From traditional firewall vendors to declared SASE specialists, umpteen and then some vendors have jumped on the “sassy” bandwagon. Now Gartner has mapped out the SASE convergency strategy for 2021 with a recently published revised roadmap.
The entire document is available for free download from Cato Networks’ site:
To summarise Gartner’s document: the analyst company suggests that the combination of work from anywhere, cloud migration and digital transformation is creating a very different landscape to manage. It states that, in order to protect anywhere, anytime access to digital capabilities, security must become software-defined and cloud-delivered, forcing changes in security architecture and vendor selection. This is quite a statement…
Moreover. Gartner believes that perimeter-based approaches to securing anywhere, anytime access has resulted in a patchwork of vendors, policies, and consoles, creating complexity for security administrators and users. That much is certainly difficult to argue against. Gartner further states that enterprises that consider existing skill sets, vendors and products, and timing of hardware refresh cycles as migration factors will reduce their SASE adoption time frame by half. A 50% saving is another massive statement to make.

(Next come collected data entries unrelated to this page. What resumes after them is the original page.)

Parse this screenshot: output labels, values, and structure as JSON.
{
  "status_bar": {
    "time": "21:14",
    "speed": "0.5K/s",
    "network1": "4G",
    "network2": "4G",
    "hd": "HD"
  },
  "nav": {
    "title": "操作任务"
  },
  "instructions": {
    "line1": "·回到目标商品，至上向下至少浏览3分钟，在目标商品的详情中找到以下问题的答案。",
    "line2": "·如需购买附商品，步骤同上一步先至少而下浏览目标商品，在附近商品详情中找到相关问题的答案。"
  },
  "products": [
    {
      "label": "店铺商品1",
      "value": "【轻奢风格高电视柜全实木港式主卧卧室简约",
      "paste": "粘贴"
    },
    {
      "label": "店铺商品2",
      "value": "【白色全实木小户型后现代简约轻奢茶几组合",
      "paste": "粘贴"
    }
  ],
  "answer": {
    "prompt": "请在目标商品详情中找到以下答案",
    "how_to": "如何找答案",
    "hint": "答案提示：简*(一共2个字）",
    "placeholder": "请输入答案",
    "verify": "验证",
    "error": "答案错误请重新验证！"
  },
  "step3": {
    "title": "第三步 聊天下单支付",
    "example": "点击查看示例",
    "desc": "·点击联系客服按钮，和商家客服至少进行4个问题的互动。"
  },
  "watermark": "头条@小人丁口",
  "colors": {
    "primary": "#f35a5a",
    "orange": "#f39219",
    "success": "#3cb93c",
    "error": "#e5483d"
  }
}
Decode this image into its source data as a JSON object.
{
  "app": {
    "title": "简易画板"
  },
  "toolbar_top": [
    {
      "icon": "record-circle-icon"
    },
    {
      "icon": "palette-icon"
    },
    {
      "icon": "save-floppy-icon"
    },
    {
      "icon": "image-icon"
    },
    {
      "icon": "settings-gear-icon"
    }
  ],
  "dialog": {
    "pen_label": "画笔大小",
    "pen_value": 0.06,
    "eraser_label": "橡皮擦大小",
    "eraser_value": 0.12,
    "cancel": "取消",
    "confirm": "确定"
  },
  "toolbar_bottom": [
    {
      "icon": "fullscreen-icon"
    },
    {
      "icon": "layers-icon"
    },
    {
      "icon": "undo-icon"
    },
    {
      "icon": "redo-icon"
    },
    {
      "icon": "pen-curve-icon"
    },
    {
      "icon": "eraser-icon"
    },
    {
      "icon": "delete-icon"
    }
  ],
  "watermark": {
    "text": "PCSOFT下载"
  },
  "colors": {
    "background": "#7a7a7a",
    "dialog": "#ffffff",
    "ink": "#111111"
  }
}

Unsurprisingly, given the global WFH initiative, Gartner sees branch office transformation projects (including SD-WAN, MPLS offload, internet-only branch and associated cost savings as being increasingly part of the SASE project scope. What, I guess, makes SASE a compelling direction for vendors is that it has equal appeal to security and network optimisation companies.
All well and good, but what do companies do about implementing said Gartner directives.
In the short term, Gartner suggests the deployment of zero trust network access (ZTNA) to augment or replace legacy VPN for remote users, especially for high-risk use cases. This should be combined with a multiyear phase out of on-prem perimeter and branch hardware, in favour of cloud-based delivery of SASE capabilities. At the same time, Gartner suggests consolidating vendors and cutting complexity and costs, as contracts renew for products and services such as secure web gateways, cloud access security brokers and VPNs. Consolidation makes sense in most cases, and certainly in this one. Meantime, the analyst urges companies to actively engage with initiatives for branch office transformation and MPLS offload in order to integrate cloud-based security edge services into the scope of project planning.
So, just a few simple initial tasks 😊 – ultimately, consolidation and simplification seem to be the bywords however – and it does make sense. Longer term, Gartner recommends further consolidation of SASE offerings to a single vendor, or at least vendors with an explicit partnership, where both have the same end game in other words. It also recommends implementing ZTNA for all users regardless of location, including when in the office or branch – something that is increasingly relevant to all workforces globally. Gartner also recommends choosing SASE offerings that allow control of where inspection takes place, how traffic is routed, what is logged, and where logs are stored to meet privacy and compliance requirements – in other words, be in control of your own destiny! So, how to do this – create a dedicated team of security and networking experts with a shared responsibility for secure access engineering spanning on-premises, remote workers, branch offices and edge locations is Gartner’s suggestion.
Gartner concludes by noting that SASE is a pragmatic and compelling model that can be partially or fully implemented today. I’ll take that as a recommendation!